The 1949-51 Mercury played a key role in rebuilding the Ford Motor Company, and then it carved out its own special place in American car lore.
We’ve written often here at Mac’s Motor City Garage about the critical importance of the 1949 Ford for the automaker. As historians have noted, the radically modernized product probably saved the company, which had fallen desperately behind the times. In a similar way the 1949 Mercury, also brand new and completely redesigned, reversed the fortunes of Ford’s Mercury division.

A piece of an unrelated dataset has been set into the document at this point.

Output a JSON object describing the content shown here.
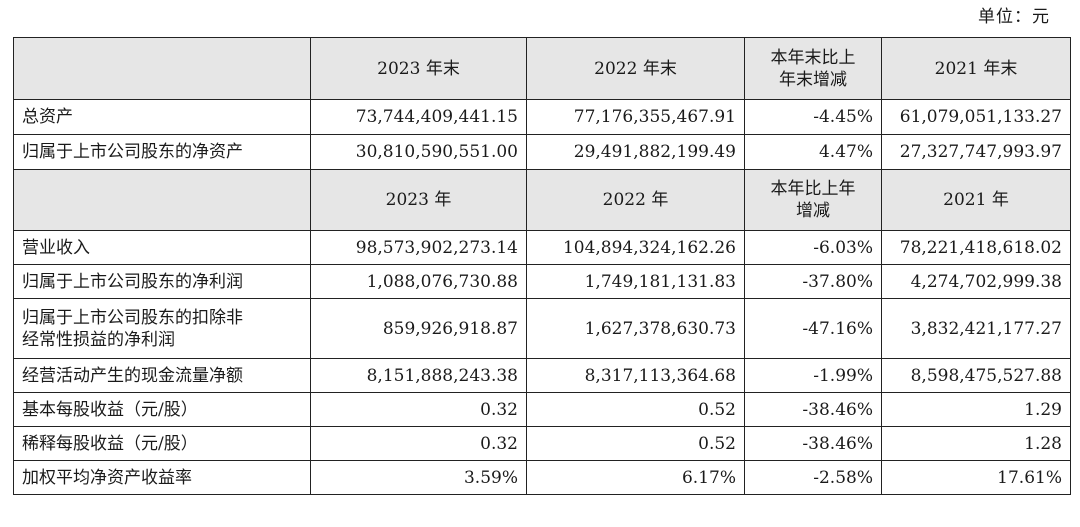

With styling by Bob Gregorie, the ’49 Mercury was originally designed to be a Ford before executive vice president Ernest Breech decided in August 1946 that it was too large for the low-priced field and reassigned it to Ford’s sister division. It was the right call for Ford, and it was the right call for Mercury as well, as Mercury sales more then tripled to 300,000-plus cars in 1949—the brand’s best year in history up to that point.
Already prized by hot rodders and racers, for 1949 the famed Mercury V8 was enlarged to 255.4 cubic inches with a four-inch stroker crank, boosting the output to 110 hp. (The otherwise similar Ford version was 239 CID.) Front and rear suspension were overhauled with independent coils at the front and an open driveline and parallel leaf springs at the rear replacing the antiquated buggy-spring setup. At nearly 3700 lbs, this new car was several hundred pounds heavier and six inches longer than any previous Mercury, while Gregorie’s styling gave it a new bearing and presence. Prices were set in the $1900-2400 bracket, right in the middle of Oldsmobile territory.

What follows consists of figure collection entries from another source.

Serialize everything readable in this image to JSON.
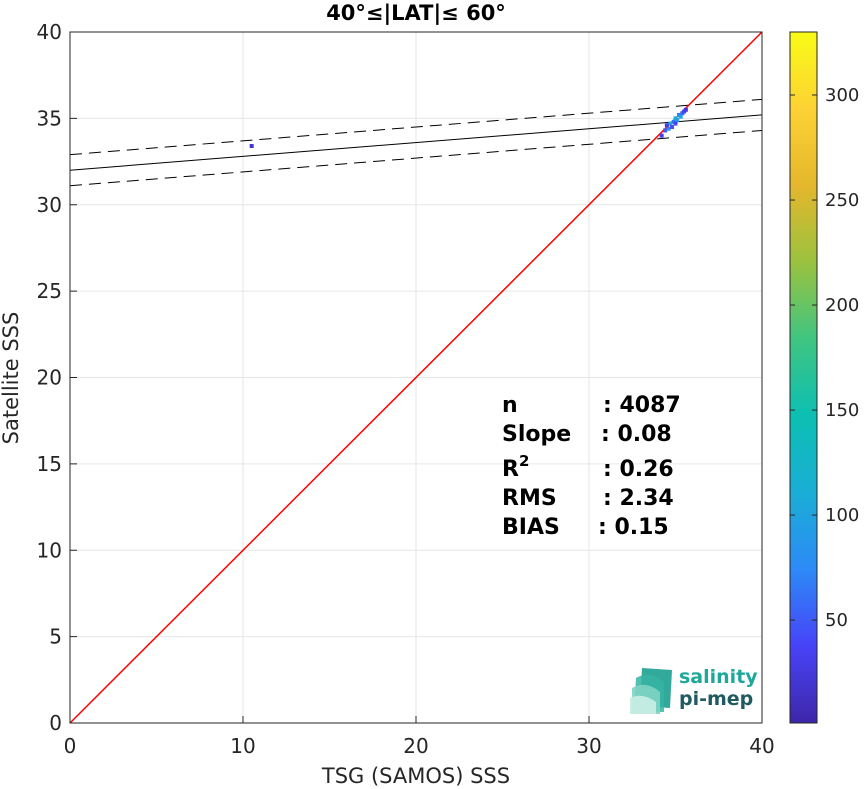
{
  "chart_data": {
    "type": "scatter",
    "title": "40°≤|LAT|≤ 60°",
    "xlabel": "TSG (SAMOS) SSS",
    "ylabel": "Satellite SSS",
    "xlim": [
      0,
      40
    ],
    "ylim": [
      0,
      40
    ],
    "xticks": [
      "0",
      "10",
      "20",
      "30",
      "40"
    ],
    "yticks": [
      "0",
      "5",
      "10",
      "15",
      "20",
      "25",
      "30",
      "35",
      "40"
    ],
    "grid": true,
    "identity_line": {
      "x": [
        0,
        40
      ],
      "y": [
        0,
        40
      ],
      "color": "#ff0000"
    },
    "fit_line": {
      "x": [
        0,
        40
      ],
      "y": [
        32.0,
        35.2
      ],
      "color": "#000000"
    },
    "fit_bounds": [
      {
        "x": [
          0,
          40
        ],
        "y": [
          32.9,
          36.1
        ]
      },
      {
        "x": [
          0,
          40
        ],
        "y": [
          31.1,
          34.3
        ]
      }
    ],
    "density_points": [
      {
        "x": 10.5,
        "y": 33.4,
        "count": 20
      },
      {
        "x": 34.2,
        "y": 34.0,
        "count": 30
      },
      {
        "x": 34.4,
        "y": 34.3,
        "count": 50
      },
      {
        "x": 34.6,
        "y": 34.4,
        "count": 80
      },
      {
        "x": 34.7,
        "y": 34.7,
        "count": 110
      },
      {
        "x": 34.9,
        "y": 34.8,
        "count": 60
      },
      {
        "x": 35.0,
        "y": 35.0,
        "count": 120
      },
      {
        "x": 35.1,
        "y": 34.9,
        "count": 90
      },
      {
        "x": 35.2,
        "y": 35.2,
        "count": 70
      },
      {
        "x": 35.3,
        "y": 35.1,
        "count": 100
      },
      {
        "x": 35.4,
        "y": 35.3,
        "count": 60
      },
      {
        "x": 35.5,
        "y": 35.4,
        "count": 40
      },
      {
        "x": 35.6,
        "y": 35.5,
        "count": 25
      },
      {
        "x": 34.8,
        "y": 34.5,
        "count": 45
      },
      {
        "x": 35.0,
        "y": 34.7,
        "count": 35
      },
      {
        "x": 34.5,
        "y": 34.6,
        "count": 30
      }
    ],
    "colorbar": {
      "range": [
        1,
        330
      ],
      "ticks": [
        "50",
        "100",
        "150",
        "200",
        "250",
        "300"
      ],
      "colormap": [
        "#3e26a8",
        "#4743f8",
        "#2d8af7",
        "#1aaed6",
        "#0cbfb2",
        "#3fc581",
        "#9bc23f",
        "#e4b72c",
        "#fdd235",
        "#f9fb15"
      ]
    },
    "stats": {
      "labels": [
        "n",
        "Slope",
        "R",
        "RMS",
        "BIAS"
      ],
      "r_superscript": "2",
      "values": [
        ": 4087",
        ": 0.08",
        ": 0.26",
        ": 2.34",
        ": 0.15"
      ]
    }
  },
  "logo": {
    "line1": "salinity",
    "line2": "pi-mep",
    "color1": "#1fa89a",
    "color2": "#1f5a5e"
  }
}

The ’49 Mercury was rolled out on April 29, 1948 in four body styles: Coupe, Sedan, Convertible, and Station Wagon, and with some minor revisions (annual trim changes, new tail lamps and a larger rear window in ’51) the same essential package was continued through 1951. The ’49-’51 Mercurys no doubt reset the fortunes of the Mercury brand, but what we remember them for today is for their key role in the ’50s custom car movement. When we think of the classic kustoms of the lead sled era, we picture a chopped and dropped, nosed and decked Mercury.

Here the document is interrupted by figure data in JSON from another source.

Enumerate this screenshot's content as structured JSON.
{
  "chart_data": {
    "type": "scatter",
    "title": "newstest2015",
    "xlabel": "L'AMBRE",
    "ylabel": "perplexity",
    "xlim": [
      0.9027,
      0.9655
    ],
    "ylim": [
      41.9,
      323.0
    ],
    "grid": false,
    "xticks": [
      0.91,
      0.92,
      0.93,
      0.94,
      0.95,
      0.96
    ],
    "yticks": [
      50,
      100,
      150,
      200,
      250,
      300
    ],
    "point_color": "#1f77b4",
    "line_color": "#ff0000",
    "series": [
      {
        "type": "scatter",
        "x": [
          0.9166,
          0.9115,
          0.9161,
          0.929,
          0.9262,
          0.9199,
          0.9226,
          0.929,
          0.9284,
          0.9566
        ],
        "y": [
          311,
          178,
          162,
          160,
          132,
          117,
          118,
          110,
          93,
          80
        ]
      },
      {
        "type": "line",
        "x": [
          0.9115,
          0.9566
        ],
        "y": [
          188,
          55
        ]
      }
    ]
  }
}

Leading hot rod historian Pat Ganahl has identified why the Merc was so popular with the kustom crowd. In his 2001 book The American Custom Car, he noted that the ’49-’51 body style, while redesigned, used many of the same rounded shapes and contours as the familiar pre-’49 models. It was a look that spoke to them and they knew how to work with it. The ’49 Mercury of Sam Barris (above) was long assumed to be the first customized ’49-51 Mercury, but the experts now say others were probably completed first. In any event, the Barris brothers, Sam and George, worked on many of the other early Mercury customs as well, and they were in the thick of it all.
Easily the most famous of the early Mercury customs is the car known as the Hirohata Merc, below. Based on a ’51 Sport Coupe that young Bob Hirohata purchased when he cashed out of the U.S. Navy in 1952, the Merc was radically altered by the Barris brothers and Frank Sonzogni, a Los Angeles policeman who worked part-time in the Barris shop. While it’s still recognizable as a Mercury, in fact nearly every square inch of the exterior sheet metal has been reshaped.
The car is still in existence today, preserved and restored by its long-time owner, the late Jim McNeil. In April of 2017, the Bob Hirohata Mercury was named to the National Historic Vehicle Register in recognition of its importance to American automotive history and culture. Photo below courtesy of the Historic Vehicle Association.
I love the Sam Barris Mercury but his real masterpiece was his ’50 Buick Sedanette.
A car we never got here in Oz. Looking at the pics the 2 door looks sharp but the 4 door has lost continuity in comparison.
Somehow, maybe because my mind’s eye imagines it chopped and lowered, the stock 2-door ’49 Merc has the proportions of a much smaller car as though it was a proposed replacement for the then-still-prewar Anglia and/or Taunus.